A música de Demétrio Xavier tem um ponto de partida muito bem definido. Basta ao ouvinte prestar atenção por alguns instantes nas vidalas, chacareiras ou milongas interpretadas pelo cantor para ser remetido às paisagens do Prata e outras regiões da América Latina. O Sul fundamenta a obra trabalhada por Demétrio, mas seu canto se expande também por outras direções.
Depois de um ano com shows frequentes em Porto Alegre e um disco elogiado pela crítica, o músico retoma neste final de ano sua carreira como apresentador de rádio e viaja pela primeira vez à Europa, onde pretende lançar as primeiras bases para uma carreira fora da América do Sul.
– Estarei em Madri, Andaluzia e Paris. Tenho conversado com alguns amigos músicos de lá, buscando espaço para me apresentar em alguns palcos. Não há nada muito estruturado, mas é um primeiro contato – avalia Demétrio, que partiu de Porto Alegre na semana passada e retorna em janeiro.
Há mais de três décadas, o músico iniciou sua trajetória em nível local de modo parecido, tocando em bares da Capital a partir dos 19 anos. Com três discos lançados, é reconhecido atualmente como um dos principais intérpretes do argentino Atahualpa Yupanqui. Demétrio canta em português, mas suas interpretações em espanhol, sem qualquer sotaque, já conquistaram audiências nos países vizinhos e também no Chile.
– Andei mais pelo Uruguai e pela Argentina do que pelo meu bairro – brinca o cantor, que cresceu na Cidade Baixa.
Programa de rádio voltou ao ar na internet
Mais do que representar o cancioneiro platino com seu canto, Demétrio se tornou também um divulgador de seus mestres e companheiros como apresentador de rádio. Em 2011, passou a integrar a grade da FM Cultura com o programa Cantos do Sul da Terra. Descontente com a extinção da Fundação Piratini, Demétrio decidiu tirar Cantos... do ar em junho deste ano. Mas já é possível continuar ouvindo indicações e comentários musicais do apresentador. O programa voltou, desta vez pela internet: de segunda a sexta, às 13h, no coletivo de radialistas Salve Sintonia.
Cantos do Sul da Terra também se tornou disco. Lançado em setembro, conta com 14 faixas, reunindo composições de Atahualpa Yupanqui, Victor Jara e Cuchi Laguizamon, entre outros, além de canções do próprio Demétrio. Também há participações dos argentinos Golondrina Ruiz (recitado), Laura Peralta (voz e percussão) e Raúl Noriega (percussão); da uruguaia Maria Elena Melo (voz); e dos brasileiros Marcelo Delacroix (voz), Marco Aurélio Vasconcellos (voz) e Daniel Wolff (violão). Na sua coluna em Zero Hora, o professor Luís Augusto Fischer considerou o disco “impressionante”. O jornalista e crítico Juarez Fonseca, por sua vez, elogiou sua “consistência”. O show de lançamento encheu o Theatro São Pedro, e a primeira tiragem do álbum, bancada pelo Fumproarte, está quase esgotada.

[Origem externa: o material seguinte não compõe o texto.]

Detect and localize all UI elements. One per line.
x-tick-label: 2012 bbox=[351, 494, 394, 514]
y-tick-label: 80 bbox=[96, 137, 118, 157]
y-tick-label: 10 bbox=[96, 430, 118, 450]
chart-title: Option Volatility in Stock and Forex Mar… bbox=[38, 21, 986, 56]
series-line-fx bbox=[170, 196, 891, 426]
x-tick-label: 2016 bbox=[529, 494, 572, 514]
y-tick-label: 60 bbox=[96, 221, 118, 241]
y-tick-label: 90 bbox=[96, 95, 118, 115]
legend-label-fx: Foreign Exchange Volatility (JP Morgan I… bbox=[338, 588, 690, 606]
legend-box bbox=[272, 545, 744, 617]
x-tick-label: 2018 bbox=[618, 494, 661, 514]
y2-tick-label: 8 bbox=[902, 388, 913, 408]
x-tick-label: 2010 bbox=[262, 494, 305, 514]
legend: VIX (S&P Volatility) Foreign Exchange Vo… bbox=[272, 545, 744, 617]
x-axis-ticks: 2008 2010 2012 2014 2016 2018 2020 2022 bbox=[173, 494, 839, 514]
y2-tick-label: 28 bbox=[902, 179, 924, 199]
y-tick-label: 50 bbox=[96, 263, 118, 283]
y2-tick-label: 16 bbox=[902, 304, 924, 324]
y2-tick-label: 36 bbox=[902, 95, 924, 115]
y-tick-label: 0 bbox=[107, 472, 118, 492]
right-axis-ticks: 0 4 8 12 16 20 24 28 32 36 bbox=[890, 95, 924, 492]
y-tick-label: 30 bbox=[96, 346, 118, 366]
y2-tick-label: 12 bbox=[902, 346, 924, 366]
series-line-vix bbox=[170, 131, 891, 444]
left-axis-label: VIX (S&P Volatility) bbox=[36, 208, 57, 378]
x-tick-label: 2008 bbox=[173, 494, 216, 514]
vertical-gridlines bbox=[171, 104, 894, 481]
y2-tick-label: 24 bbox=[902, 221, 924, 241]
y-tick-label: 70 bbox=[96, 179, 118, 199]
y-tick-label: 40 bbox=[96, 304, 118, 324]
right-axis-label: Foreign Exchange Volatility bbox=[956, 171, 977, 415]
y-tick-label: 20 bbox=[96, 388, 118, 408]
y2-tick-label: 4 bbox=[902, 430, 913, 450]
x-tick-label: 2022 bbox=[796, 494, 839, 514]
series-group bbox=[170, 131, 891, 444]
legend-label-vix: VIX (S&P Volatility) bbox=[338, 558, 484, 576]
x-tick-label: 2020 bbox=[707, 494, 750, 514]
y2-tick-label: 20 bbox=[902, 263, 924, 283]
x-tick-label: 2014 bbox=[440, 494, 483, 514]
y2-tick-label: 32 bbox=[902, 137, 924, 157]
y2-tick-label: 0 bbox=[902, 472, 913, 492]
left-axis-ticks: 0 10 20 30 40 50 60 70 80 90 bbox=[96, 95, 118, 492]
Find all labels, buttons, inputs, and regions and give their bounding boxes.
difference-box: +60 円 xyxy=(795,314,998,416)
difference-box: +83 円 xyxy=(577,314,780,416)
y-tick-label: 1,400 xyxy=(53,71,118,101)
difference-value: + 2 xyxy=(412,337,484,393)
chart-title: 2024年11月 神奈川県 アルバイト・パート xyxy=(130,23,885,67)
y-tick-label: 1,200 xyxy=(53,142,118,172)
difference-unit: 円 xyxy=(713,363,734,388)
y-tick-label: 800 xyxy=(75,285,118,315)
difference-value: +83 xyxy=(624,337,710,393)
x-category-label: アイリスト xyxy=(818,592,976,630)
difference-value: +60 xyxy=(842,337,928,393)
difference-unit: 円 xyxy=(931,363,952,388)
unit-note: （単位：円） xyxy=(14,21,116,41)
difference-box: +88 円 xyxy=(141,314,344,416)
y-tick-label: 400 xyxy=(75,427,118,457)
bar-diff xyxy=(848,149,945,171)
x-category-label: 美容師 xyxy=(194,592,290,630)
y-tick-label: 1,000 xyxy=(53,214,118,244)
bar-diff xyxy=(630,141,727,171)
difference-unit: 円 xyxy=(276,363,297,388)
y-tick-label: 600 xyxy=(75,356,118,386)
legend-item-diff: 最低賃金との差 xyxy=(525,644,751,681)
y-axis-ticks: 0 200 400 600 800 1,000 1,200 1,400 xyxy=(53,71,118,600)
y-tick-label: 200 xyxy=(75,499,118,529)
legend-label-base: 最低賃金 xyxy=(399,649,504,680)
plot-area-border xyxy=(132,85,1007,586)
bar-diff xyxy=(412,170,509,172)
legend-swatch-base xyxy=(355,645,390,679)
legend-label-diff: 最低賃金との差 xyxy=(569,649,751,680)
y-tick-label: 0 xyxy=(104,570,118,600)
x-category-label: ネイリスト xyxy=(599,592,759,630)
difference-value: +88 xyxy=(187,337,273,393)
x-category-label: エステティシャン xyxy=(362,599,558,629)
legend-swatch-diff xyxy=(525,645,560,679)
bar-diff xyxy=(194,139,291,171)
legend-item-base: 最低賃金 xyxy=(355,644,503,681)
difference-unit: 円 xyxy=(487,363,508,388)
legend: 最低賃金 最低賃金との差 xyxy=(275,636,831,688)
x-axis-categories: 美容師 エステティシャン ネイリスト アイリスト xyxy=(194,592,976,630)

Demétrio costuma lotar a cada mês o Café Fon Fon, um dos espaço musicais mais tradicionais da Capital, com shows de voz e violão, ou melhor, de “gaucho y guitarra”, como gosta de dizer. Na plateia, há desde argentinos e uruguaios que moram há décadas no Brasil até adolescentes que mal sabem pronunciar duas ou três frases em castelhano, passando por casais de diferentes idades. Todos ouvem com silêncio respeitoso e mantêm a atenção mesmo quando Demétrio para de tocar para comentar alguma letra ou apontar alguma faceta pouco conhecida da obra de seus mestres. Nas primeiras mesas, há quem conheça todo o repertório e cante todas as canções junto com o músico.
– Muita gente vem me dizer que não ouvia música gaúcha ou que havia se afastado dela, mas foi resgatado pelo programa. Isso acontece também nos recitais. Seja como músico ou comunicador, talvez eu esteja lidando com o conceito do que é ser rio-grandino, que muitas pessoas estão percebendo ser algo mais abrangente do que parece – avalia Demétrio.